26.07.208 – 11.45 – Il Parco del Mare continua ad essere argomento d’infuocate discussioni, dai tempi delle prime proposte di Antonio Paoletti nel 2004, ad oggi, con le nuove polemiche relative all’abolizione dell’altezza massima (10 metri) per la costruzione del Museo. Sono infatti state avanzate perplessità relative al danno d’immagine correlato a un grande edificio del genere accanto a una reliquia storica quale La Lanterna (33 metri). Proprio nella zona, infatti, si erge il grattacielo di Campo Marzio, ritenuto all’unanimità un esempio della disattenzione ai vincoli paesaggistici, verificatosi nel secondo dopoguerra.
Il Movimento 5 Stelle ha deciso di schierarsi contro il progetto del Parco: un “no ponderato“, a giudizio di un progetto definito “obsoleto” e irrispettoso dell’identità storico-artistica di Trieste.
A risultare predominanti, sembrano essere le preoccupazioni di stampo animalista, “in primis il rispetto per gli animali che vengono rinchiusi in vasche più o meno grandi, ma sempre costretti al di fuori del loro ambiente naturale” e ambientalista, “a scopo pedagogico, con il fortissimo problema dell’inquinamento da plastiche nei mari divenuto d’attualità in questo periodo, ci si allontana sicuramente da quello che vuole essere nei confronti dei ragazzi un esempio da seguire per il rispetto dei mari, del pianeta e delle altre specie viventi”.
Il paragone nella mente di tutti è con l’Acquario di Genova: un progetto risalente al 1992 e come tale difficilmente sostenibile oggigiorno; al contrario, il Movimento 5 Stelle propone “in un’ottica futura” l’idea dei “musei interattivi in 3D che fanno emergere le balene nelle palestre o nelle piazze con divertenti e realistici effetti tridimensionali”. Una proposta coerente con il ruolo di Trieste quale città della scienza, con “giochi d’acqua, modellini, filmati e postazioni virtuali interattive”.
Suscita altrettanta preoccupazione “la modifica della Sacchetta, con una struttura impattante che ne cambierebbe totalmente il racconto storico della città con la sua Lanterna”, simbolo, a giudizio dei 5 Stelle, di un continuo “costruire e modificare angoli cittadini senza in realtà programmare una visione d’insieme moderna”.

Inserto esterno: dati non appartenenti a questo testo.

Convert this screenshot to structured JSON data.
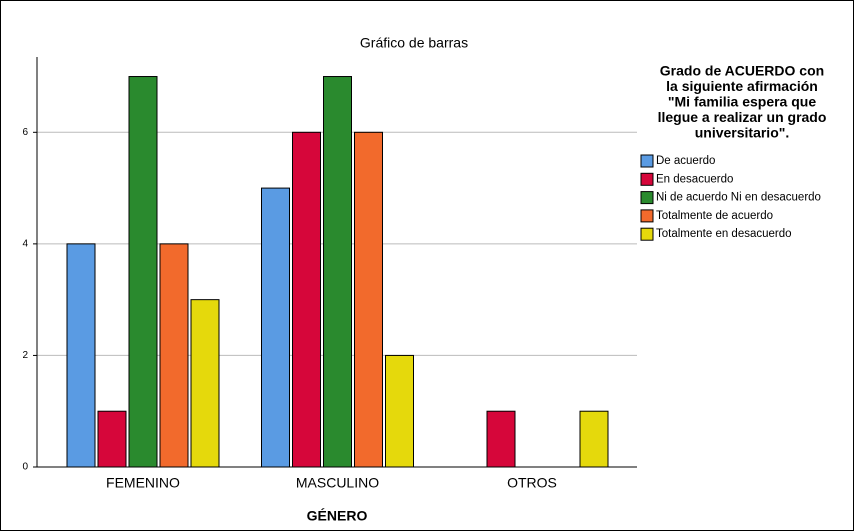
{
  "chart_data": {
    "type": "bar",
    "title": "Gráfico de barras",
    "x_label": "GÉNERO",
    "legend_title": [
      "Grado de ACUERDO con",
      "la siguiente afirmación",
      "\"Mi familia espera que",
      "llegue a realizar un grado",
      "universitario\"."
    ],
    "legend_position": "right",
    "categories": [
      "FEMENINO",
      "MASCULINO",
      "OTROS"
    ],
    "series": [
      {
        "name": "De acuerdo",
        "color": "#5a9be3",
        "values": [
          4,
          5,
          null
        ]
      },
      {
        "name": "En desacuerdo",
        "color": "#d6063a",
        "values": [
          1,
          6,
          1
        ]
      },
      {
        "name": "Ni de acuerdo Ni en desacuerdo",
        "color": "#2a8a2e",
        "values": [
          7,
          7,
          null
        ]
      },
      {
        "name": "Totalmente de acuerdo",
        "color": "#f26a2c",
        "values": [
          4,
          6,
          null
        ]
      },
      {
        "name": "Totalmente en desacuerdo",
        "color": "#e5d90c",
        "values": [
          3,
          2,
          1
        ]
      }
    ],
    "ylim": [
      0,
      7.35
    ],
    "yticks": [
      0,
      2,
      4,
      6
    ],
    "grid": true
  }
}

Un progetto, dunque, antiquato e lontano dalla visione attuale dei musei: “Il cambiamento di tutte le grandi città, da New York ad Oslo, avviene attraverso la modernizzazione e la visione di città diverse, dove i musei sono fruibili a tutti e vengono realizzati da grandi architetti in grado di incuriosire ed attrarre le persone già partendo dalla struttura, che poi va ad interagire con i visitatori rendendoli protagonisti di un’esperienza unica non solo visiva come quella degli Acquari”.